Les études montrent que lorsque de jeunes enfants utilisent des appareils numériques pendant 3 heures par jour, le développement des fibres nerveuses de la substance blanche de leur cerveau devient anormal, et la densité des zones cérébrales responsables de fonctions cognitives essentielles diminue nettement.
« Démence digitale » : brouillard cérébral et addiction à la dopamine
La démence digitale n’est pas seulement une théorie : c’est déjà une réalité à laquelle les gens modernes sont confrontés. Une dépendance prolongée aux appareils numériques entraîne une baisse de la mémoire, une diminution des capacités de pensée critique et peut provoquer de graves troubles émotionnels et sociaux.

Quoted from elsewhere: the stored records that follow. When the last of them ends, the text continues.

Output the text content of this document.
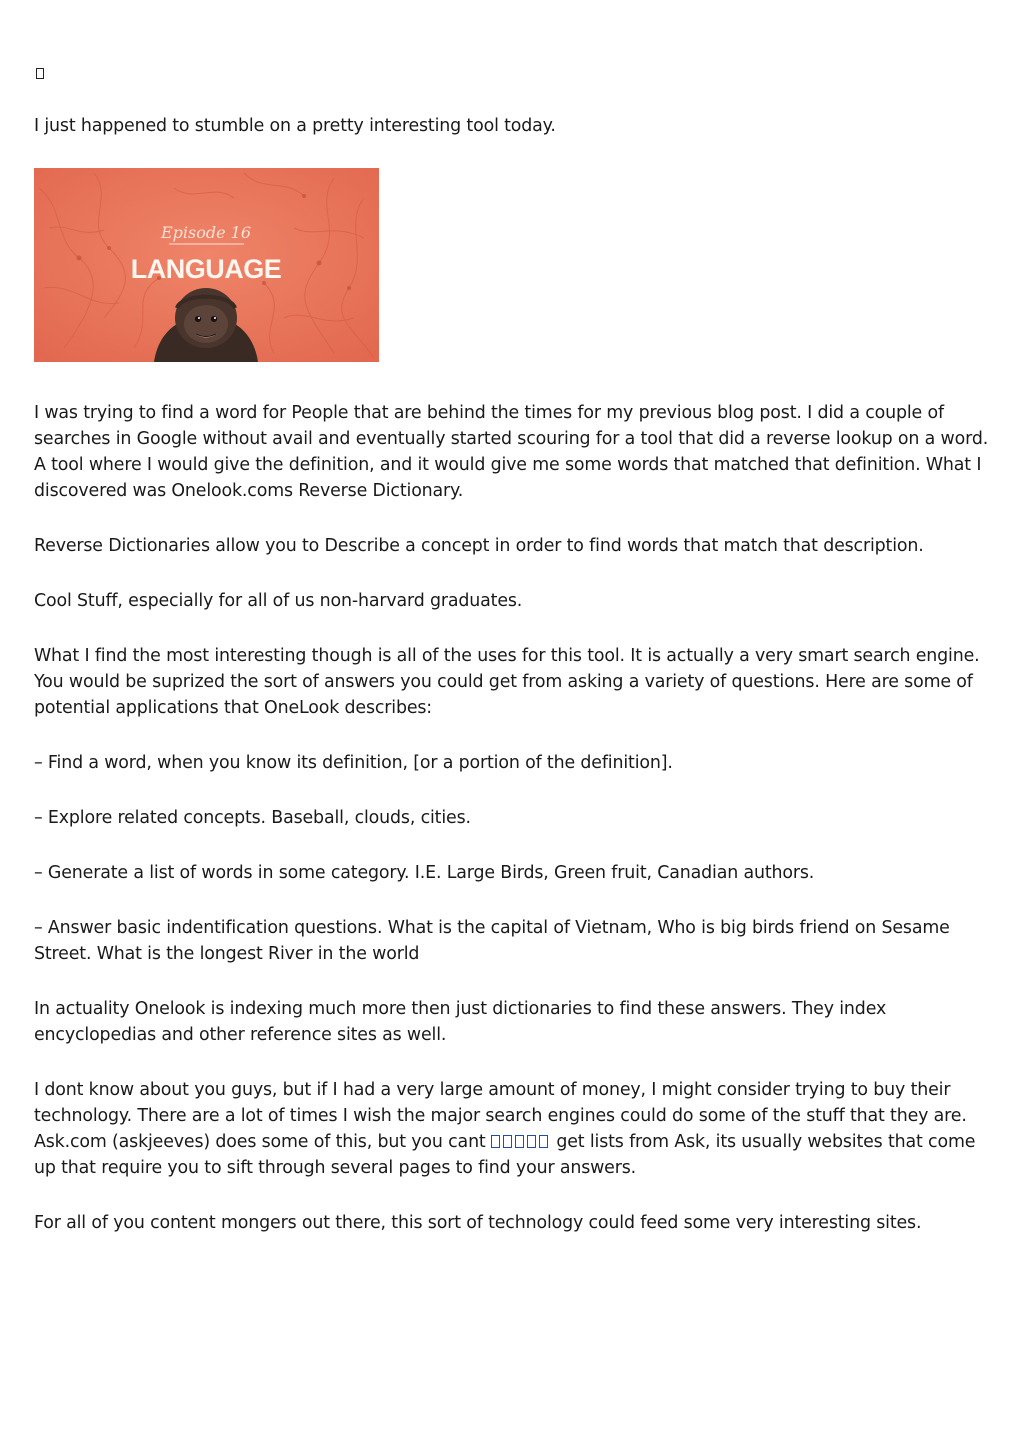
I just happened to stumble on a pretty interesting tool today.

Episode 16
LANGUAGE

I was trying to find a word for People that are behind the times for my previous blog post. I did a couple of searches in Google without avail and eventually started scouring for a tool that did a reverse lookup on a word. A tool where I would give the definition, and it would give me some words that matched that definition. What I discovered was Onelook.coms Reverse Dictionary.

Reverse Dictionaries allow you to Describe a concept in order to find words that match that description.

Cool Stuff, especially for all of us non-harvard graduates.

What I find the most interesting though is all of the uses for this tool. It is actually a very smart search engine. You would be suprized the sort of answers you could get from asking a variety of questions. Here are some of potential applications that OneLook describes:

– Find a word, when you know its definition, [or a portion of the definition].

– Explore related concepts. Baseball, clouds, cities.

– Generate a list of words in some category. I.E. Large Birds, Green fruit, Canadian authors.

– Answer basic indentification questions. What is the capital of Vietnam, Who is big birds friend on Sesame Street. What is the longest River in the world

In actuality Onelook is indexing much more then just dictionaries to find these answers. They index encyclopedias and other reference sites as well.

I dont know about you guys, but if I had a very large amount of money, I might consider trying to buy their technology. There are a lot of times I wish the major search engines could do some of the stuff that they are. Ask.com (askjeeves) does some of this, but you cant	get lists from Ask, its usually websites that come up that require you to sift through several pages to find your answers.

For all of you content mongers out there, this sort of technology could feed some very interesting sites.
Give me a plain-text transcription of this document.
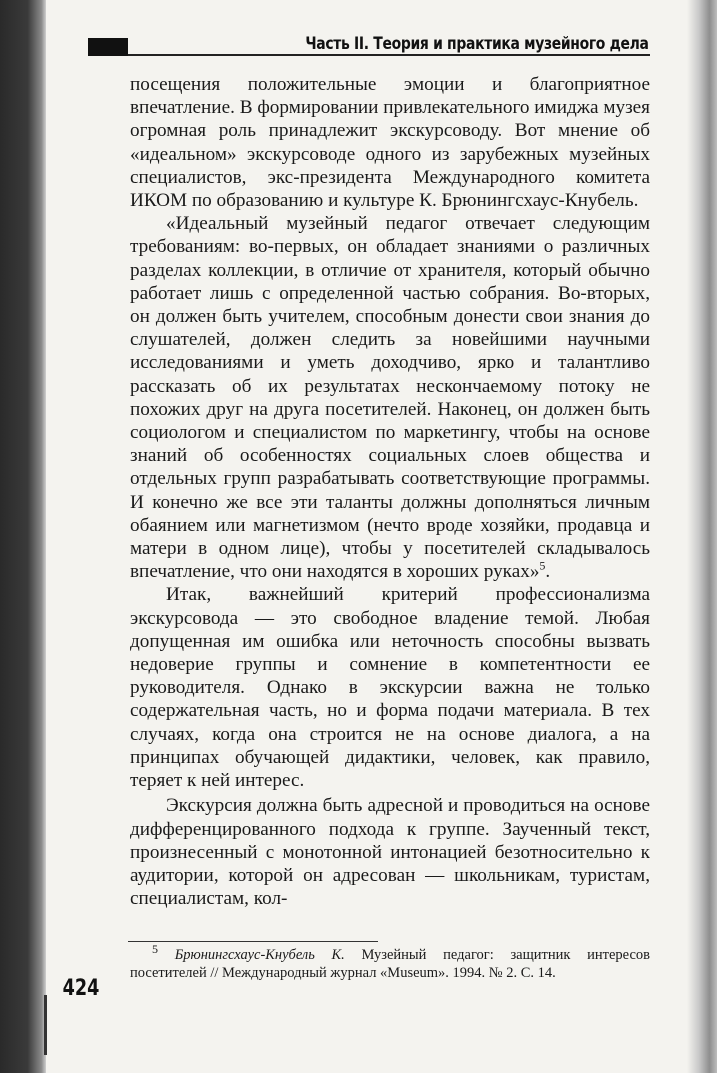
Часть II. Теория и практика музейного дела

посещения положительные эмоции и благоприятное впечатление. В формировании привлекательного имиджа музея огромная роль принадлежит экскурсоводу. Вот мнение об «идеальном» экскурсоводе одного из зарубежных музейных специалистов, экс-президента Международного комитета ИКОМ по образованию и культуре К. Брюнингсхаус-Кнубель.

«Идеальный музейный педагог отвечает следующим требованиям: во-первых, он обладает знаниями о различных разделах коллекции, в отличие от хранителя, который обычно работает лишь с определенной частью собрания. Во-вторых, он должен быть учителем, способным донести свои знания до слушателей, должен следить за новейшими научными исследованиями и уметь доходчиво, ярко и талантливо рассказать об их результатах нескончаемому потоку не похожих друг на друга посетителей. Наконец, он должен быть социологом и специалистом по маркетингу, чтобы на основе знаний об особенностях социальных слоев общества и отдельных групп разрабатывать соответствующие программы. И конечно же все эти таланты должны дополняться личным обаянием или магнетизмом (нечто вроде хозяйки, продавца и матери в одном лице), чтобы у посетителей складывалось впечатление, что они находятся в хороших руках»$^5$.

Итак, важнейший критерий профессионализма экскурсовода — это свободное владение темой. Любая допущенная им ошибка или неточность способны вызвать недоверие группы и сомнение в компетентности ее руководителя. Однако в экскурсии важна не только содержательная часть, но и форма подачи материала. В тех случаях, когда она строится не на основе диалога, а на принципах обучающей дидактики, человек, как правило, теряет к ней интерес.

Экскурсия должна быть адресной и проводиться на основе дифференцированного подхода к группе. Заученный текст, произнесенный с монотонной интонацией безотносительно к аудитории, которой он адресован — школьникам, туристам, специалистам, кол-

$^5$ Брюнингсхаус-Кнубель К. Музейный педагог: защитник интересов посетителей // Международный журнал «Museum». 1994. № 2. С. 14.
424
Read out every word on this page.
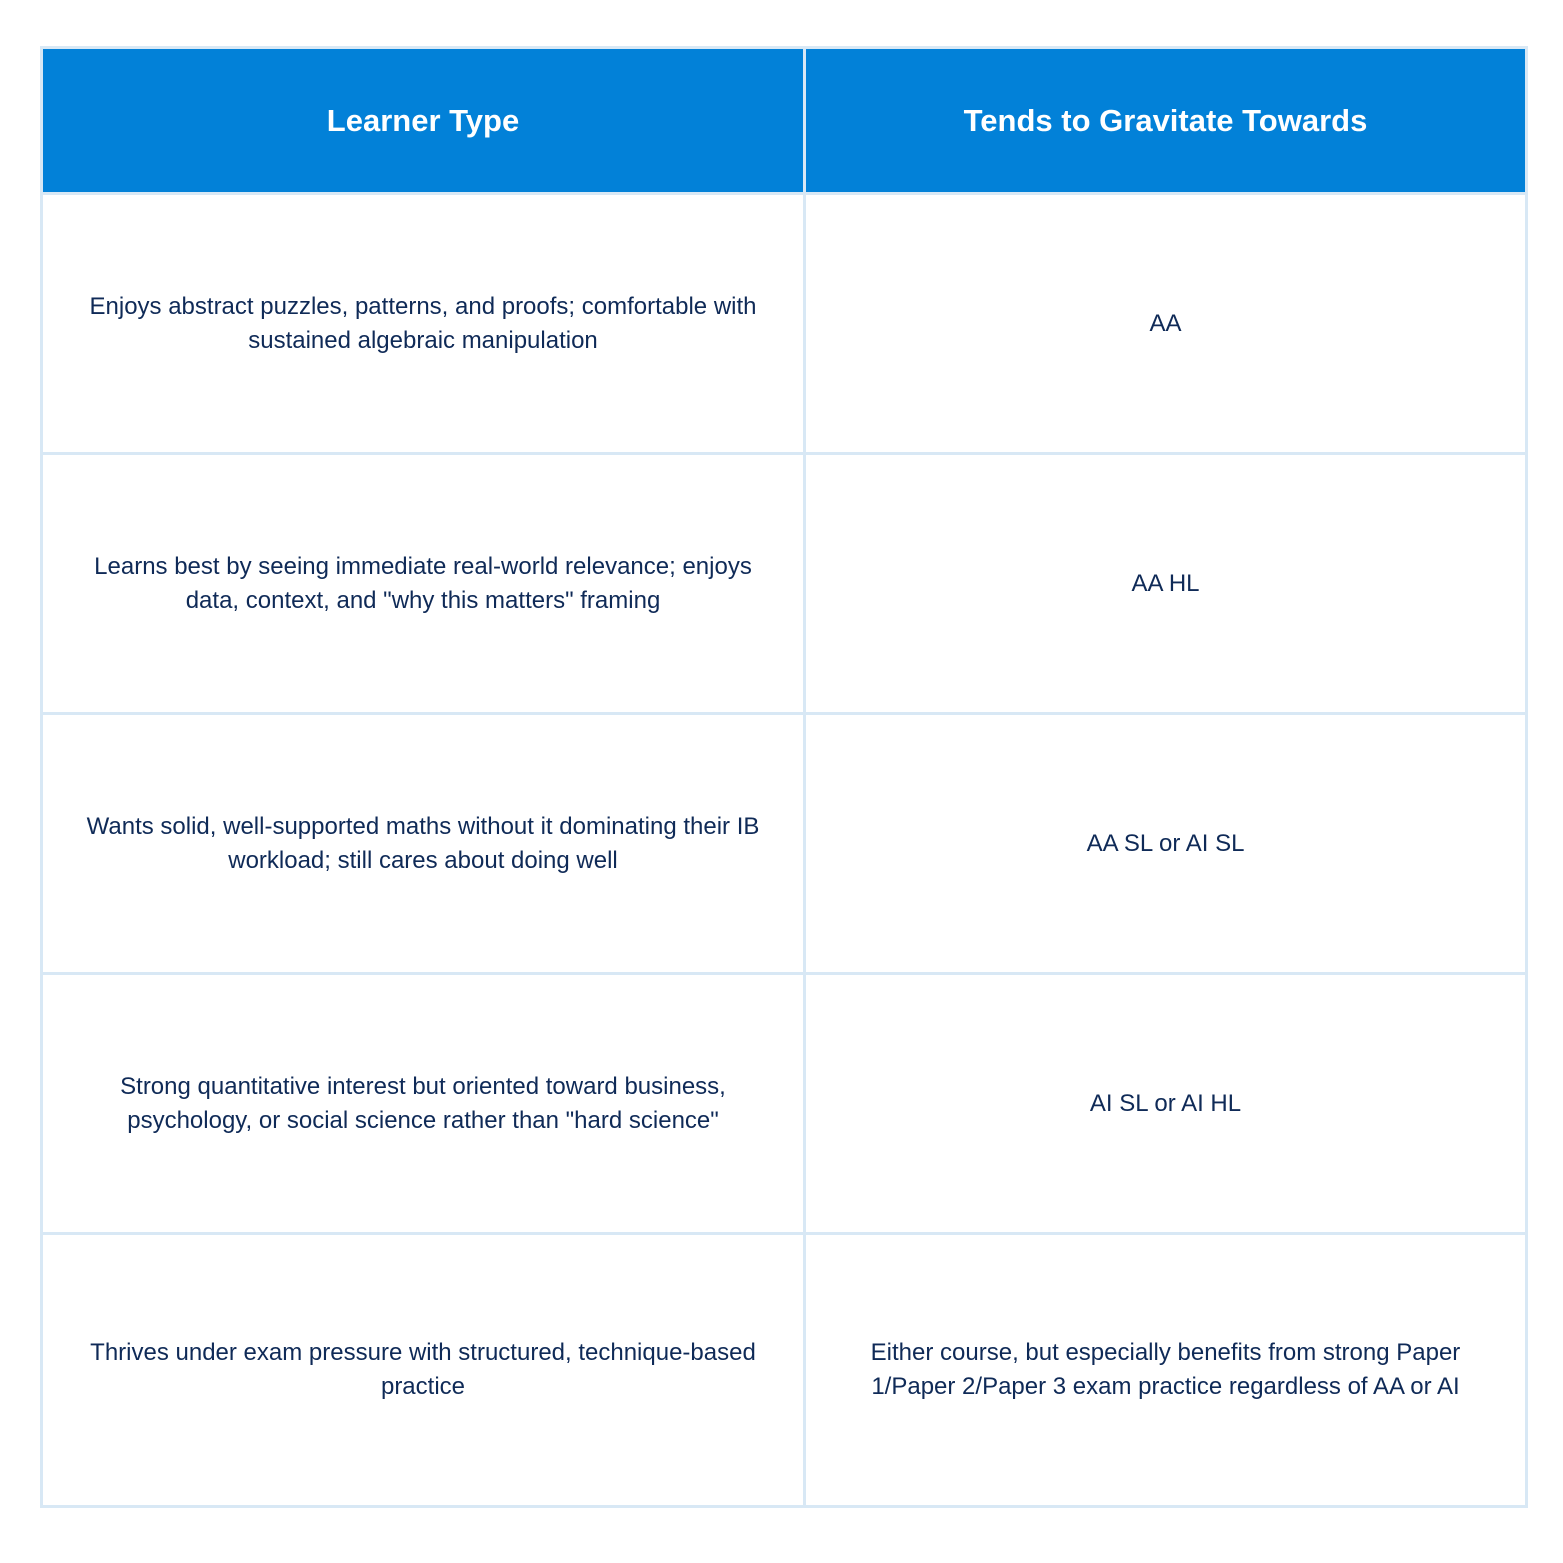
Learner Type	Tends to Gravitate Towards
Enjoys abstract puzzles, patterns, and proofs; comfortable with sustained algebraic manipulation	AA
Learns best by seeing immediate real-world relevance; enjoys data, context, and "why this matters" framing	AA HL
Wants solid, well-supported maths without it dominating their IB workload; still cares about doing well	AA SL or AI SL
Strong quantitative interest but oriented toward business, psychology, or social science rather than "hard science"	AI SL or AI HL
Thrives under exam pressure with structured, technique-based practice	Either course, but especially benefits from strong Paper 1/Paper 2/Paper 3 exam practice regardless of AA or AI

Une femme travaillant dans le secteur du marketing, alors que les réseaux sociaux en étaient à leurs débuts il y a 15 ans, devait, pour des raisons professionnelles, rester constamment connectée à l’écran et à Internet. Résultat : dès la trentaine, elle a développé un brouillard cérébral sévère, une perte de capacité à s’exprimer par le vocabulaire, et même un sentiment de dissociation. Ce n’est qu’après avoir été contrainte de couper complètement les liens avec tous les dispositifs numériques pendant huit jours que ses fonctions cérébrales ont commencé à revenir progressivement à la normale.
Cette dépendance technologique, causée par une sursécrétion de dopamine, grignote silencieusement les capacités cognitives des personnes modernes.
La génération Z lance la tendance du retour aux téléphones traditionnels
Face aux dangers potentiels des appareils numériques, certains jeunes de la génération Z commencent à adopter des mesures de riposte extrêmes. Par exemple, ils abandonnent les smartphones et utilisent des téléphones à clapet traditionnels qui servent uniquement à passer des appels et à envoyer des SMS. Ils refusent aussi de dépendre d’applications de navigation comme Google Maps, préférant utiliser des cartes papier ou s’appuyer sur leur mémoire pour trouver leur itinéraire dans les quartiers de New York.
La recherche en neurosciences confirme cette approche : dans le cerveau, la « zone des lieux » du gyrus parahippocampique (PPA), responsable de la mémoire spatiale et de la navigation, s’atrophie progressivement lorsque les humains dépendent excessivement d’un logiciel de navigation. À l’inverse, un usage actif du cerveau pour s’orienter permet de maintenir efficacement l’activité et le volume de cette région.
Les experts appellent à ajouter des slogans d’alerte sur les appareils numériques
Face à la propagation de la démence digitale, les experts pointent du doigt la numérisation de plus en plus répandue dans le système éducatif moderne. Le docteur Williams affirme sans détour que la politique « Apportez votre appareil » (BYOD) mise en place dans de nombreuses écoles est une grave erreur. Il souligne que, outre les cours de mathématiques nécessitant l’utilisation d’ordinateurs, les matières fondamentales comme les matières de langue ou l’histoire n’ont en réalité pas besoin de dépendre d’appareils numériques. Un temps d’écran excessif ne ferait qu’engendrer des distractions sans fin.
Les experts appellent aussi à considérer que le mode d’entraînement le plus complexe et le plus efficace du cerveau humain est la « véritable interaction sociale ». Chacun doit prendre au sérieux les dangers d’une utilisation excessive de l’écran, et même envisager d’apposer sur les jeux vidéo et les appareils numériques des avertissements similaires à ceux figurant sur la santé afin d’éviter qu’une génération entière ne subisse, une fois adulte, des lésions cérébrales irréversibles.